>Perhaps I am too negative on this. But my question is, why are there not
>more leaders on this issue of injustice? Why only one or very few?
>I don't really agree that the vast majority do attack injustice. Some may
>follow, but few take the initiative, and even hundreds of thousands does
>not constitute a majority, let alone a vast majority.
>Don't misunderstand, I am not saying at all that people like and accept
>injustice. I just don't think very many people take action on it. Most
>people would agree that injustice is bad. Few would be able to say why,
>and few actually do anything about it on a day-to-day basis.
>If the vast majority attack injustice -- really attack it, not just
>condemn it, why is there still so much of it?

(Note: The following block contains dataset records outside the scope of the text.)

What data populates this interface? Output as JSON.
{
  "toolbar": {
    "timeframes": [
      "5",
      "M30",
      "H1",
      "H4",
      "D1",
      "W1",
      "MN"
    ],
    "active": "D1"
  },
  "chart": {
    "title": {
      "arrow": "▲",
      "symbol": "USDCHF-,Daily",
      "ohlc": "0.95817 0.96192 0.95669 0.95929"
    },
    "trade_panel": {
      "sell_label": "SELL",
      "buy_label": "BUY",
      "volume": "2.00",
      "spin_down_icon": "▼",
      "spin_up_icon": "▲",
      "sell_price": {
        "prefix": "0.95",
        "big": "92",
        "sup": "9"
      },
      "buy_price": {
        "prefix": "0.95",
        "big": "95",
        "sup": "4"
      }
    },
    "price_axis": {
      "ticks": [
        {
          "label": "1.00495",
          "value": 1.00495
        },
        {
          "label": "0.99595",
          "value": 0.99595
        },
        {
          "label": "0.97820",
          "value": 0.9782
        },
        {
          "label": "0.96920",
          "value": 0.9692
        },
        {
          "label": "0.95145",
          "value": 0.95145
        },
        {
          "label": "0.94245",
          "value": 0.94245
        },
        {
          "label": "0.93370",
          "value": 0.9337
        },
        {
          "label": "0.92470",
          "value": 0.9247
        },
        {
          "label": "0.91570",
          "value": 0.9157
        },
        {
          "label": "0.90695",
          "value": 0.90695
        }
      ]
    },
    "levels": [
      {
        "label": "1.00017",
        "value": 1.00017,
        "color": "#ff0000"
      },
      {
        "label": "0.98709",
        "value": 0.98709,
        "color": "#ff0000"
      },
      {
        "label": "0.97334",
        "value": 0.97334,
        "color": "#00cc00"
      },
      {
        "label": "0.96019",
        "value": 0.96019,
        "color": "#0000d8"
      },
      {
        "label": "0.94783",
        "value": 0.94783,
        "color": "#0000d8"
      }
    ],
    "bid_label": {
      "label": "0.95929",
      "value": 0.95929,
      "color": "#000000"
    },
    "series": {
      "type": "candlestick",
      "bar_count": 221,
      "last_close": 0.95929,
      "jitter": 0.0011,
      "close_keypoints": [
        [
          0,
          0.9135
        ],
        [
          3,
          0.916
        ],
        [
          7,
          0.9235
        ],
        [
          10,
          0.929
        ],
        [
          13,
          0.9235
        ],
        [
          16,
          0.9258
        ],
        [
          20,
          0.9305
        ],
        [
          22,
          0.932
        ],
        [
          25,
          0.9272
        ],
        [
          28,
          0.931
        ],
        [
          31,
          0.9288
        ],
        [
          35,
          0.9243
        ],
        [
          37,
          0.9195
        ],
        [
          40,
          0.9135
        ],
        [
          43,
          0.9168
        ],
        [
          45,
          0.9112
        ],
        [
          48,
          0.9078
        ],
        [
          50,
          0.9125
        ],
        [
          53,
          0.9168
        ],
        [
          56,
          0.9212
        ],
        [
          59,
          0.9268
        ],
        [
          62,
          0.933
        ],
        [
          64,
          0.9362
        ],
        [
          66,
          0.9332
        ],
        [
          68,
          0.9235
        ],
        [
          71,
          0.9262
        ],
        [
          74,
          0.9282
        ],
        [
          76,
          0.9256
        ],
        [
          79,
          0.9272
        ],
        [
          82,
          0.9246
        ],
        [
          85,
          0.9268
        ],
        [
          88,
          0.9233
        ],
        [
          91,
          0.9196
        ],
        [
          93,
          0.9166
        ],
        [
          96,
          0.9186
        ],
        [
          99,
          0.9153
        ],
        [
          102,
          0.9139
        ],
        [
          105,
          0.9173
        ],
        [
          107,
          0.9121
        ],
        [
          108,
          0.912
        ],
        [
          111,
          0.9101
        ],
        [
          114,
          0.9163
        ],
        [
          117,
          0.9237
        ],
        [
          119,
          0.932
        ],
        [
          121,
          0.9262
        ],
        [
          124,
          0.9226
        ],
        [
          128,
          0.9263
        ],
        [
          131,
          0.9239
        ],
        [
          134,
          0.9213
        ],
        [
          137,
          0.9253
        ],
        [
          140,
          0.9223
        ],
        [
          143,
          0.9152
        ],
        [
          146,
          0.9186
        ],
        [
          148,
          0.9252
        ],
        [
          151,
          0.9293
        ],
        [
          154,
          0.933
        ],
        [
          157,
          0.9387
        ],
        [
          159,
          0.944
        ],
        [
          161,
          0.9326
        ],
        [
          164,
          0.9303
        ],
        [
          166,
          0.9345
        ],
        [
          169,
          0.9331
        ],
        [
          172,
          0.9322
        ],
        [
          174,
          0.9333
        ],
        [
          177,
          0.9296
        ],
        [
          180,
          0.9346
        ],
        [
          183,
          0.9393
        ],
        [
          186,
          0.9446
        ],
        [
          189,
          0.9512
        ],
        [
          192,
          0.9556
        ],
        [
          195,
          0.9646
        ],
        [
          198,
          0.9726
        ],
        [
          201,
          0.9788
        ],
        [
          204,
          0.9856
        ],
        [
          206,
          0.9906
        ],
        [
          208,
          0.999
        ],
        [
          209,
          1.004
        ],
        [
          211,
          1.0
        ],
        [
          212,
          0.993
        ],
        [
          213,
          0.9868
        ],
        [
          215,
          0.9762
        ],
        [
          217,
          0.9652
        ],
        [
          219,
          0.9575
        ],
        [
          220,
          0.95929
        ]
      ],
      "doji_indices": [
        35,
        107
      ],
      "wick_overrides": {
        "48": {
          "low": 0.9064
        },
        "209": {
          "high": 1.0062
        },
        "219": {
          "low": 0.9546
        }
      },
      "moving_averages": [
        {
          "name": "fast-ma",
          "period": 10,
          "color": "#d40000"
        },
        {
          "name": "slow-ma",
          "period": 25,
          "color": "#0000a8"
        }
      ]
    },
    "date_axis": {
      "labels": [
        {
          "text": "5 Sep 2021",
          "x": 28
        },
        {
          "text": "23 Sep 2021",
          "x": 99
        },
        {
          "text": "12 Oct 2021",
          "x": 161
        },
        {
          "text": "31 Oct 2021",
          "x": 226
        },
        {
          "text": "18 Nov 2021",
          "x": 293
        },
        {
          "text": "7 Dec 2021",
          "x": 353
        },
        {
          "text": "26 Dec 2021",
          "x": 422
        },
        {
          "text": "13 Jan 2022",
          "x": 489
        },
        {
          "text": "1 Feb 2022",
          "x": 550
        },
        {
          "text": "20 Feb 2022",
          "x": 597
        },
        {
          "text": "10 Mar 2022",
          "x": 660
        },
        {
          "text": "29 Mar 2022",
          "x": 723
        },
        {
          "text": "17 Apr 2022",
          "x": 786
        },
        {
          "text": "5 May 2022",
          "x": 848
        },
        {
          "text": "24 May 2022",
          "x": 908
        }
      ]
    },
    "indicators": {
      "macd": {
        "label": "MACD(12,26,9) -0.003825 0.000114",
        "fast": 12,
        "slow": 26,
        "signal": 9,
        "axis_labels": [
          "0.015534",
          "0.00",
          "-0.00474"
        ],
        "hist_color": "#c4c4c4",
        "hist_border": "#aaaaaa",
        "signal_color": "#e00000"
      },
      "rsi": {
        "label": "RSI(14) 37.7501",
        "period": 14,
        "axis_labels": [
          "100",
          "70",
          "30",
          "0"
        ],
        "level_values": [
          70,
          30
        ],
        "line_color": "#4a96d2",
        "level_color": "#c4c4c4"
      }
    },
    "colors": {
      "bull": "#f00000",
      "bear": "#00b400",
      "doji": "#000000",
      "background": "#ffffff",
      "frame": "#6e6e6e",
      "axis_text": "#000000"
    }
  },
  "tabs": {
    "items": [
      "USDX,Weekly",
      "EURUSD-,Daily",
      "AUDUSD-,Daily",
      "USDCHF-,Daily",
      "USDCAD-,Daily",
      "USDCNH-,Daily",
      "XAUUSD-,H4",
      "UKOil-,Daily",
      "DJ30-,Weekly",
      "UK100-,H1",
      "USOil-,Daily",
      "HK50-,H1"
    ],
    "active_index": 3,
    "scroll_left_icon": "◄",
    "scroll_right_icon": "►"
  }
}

I can only reply as I did to begin with, namely: Although most people
attack injustice, they may not "attack" in a way that - for you - rises
above condemnation. (In fact, I don't believe most people condemn
injustice, which is verbal behavior requiring a *concept* of
justice/injustice.) The reason there is still so much of it is simply that
those who propagate and defend injustice are far more powerful and pursue
more successful strategies than those who are oppressed by it, despite the
far greater number of the latter.
Rol, in another context you yourself said:
>The most common way most of us -- myself included -- have responded to
>this ... has been with cynicism, and blaming. I now understand what I
>did not before -- they want to do the right thing, but it is not
>intuitively obvious how to do it, and no one provides guidance.
You and I have differing idea about what's going on around us, but we seem
to agree on the function of leadership.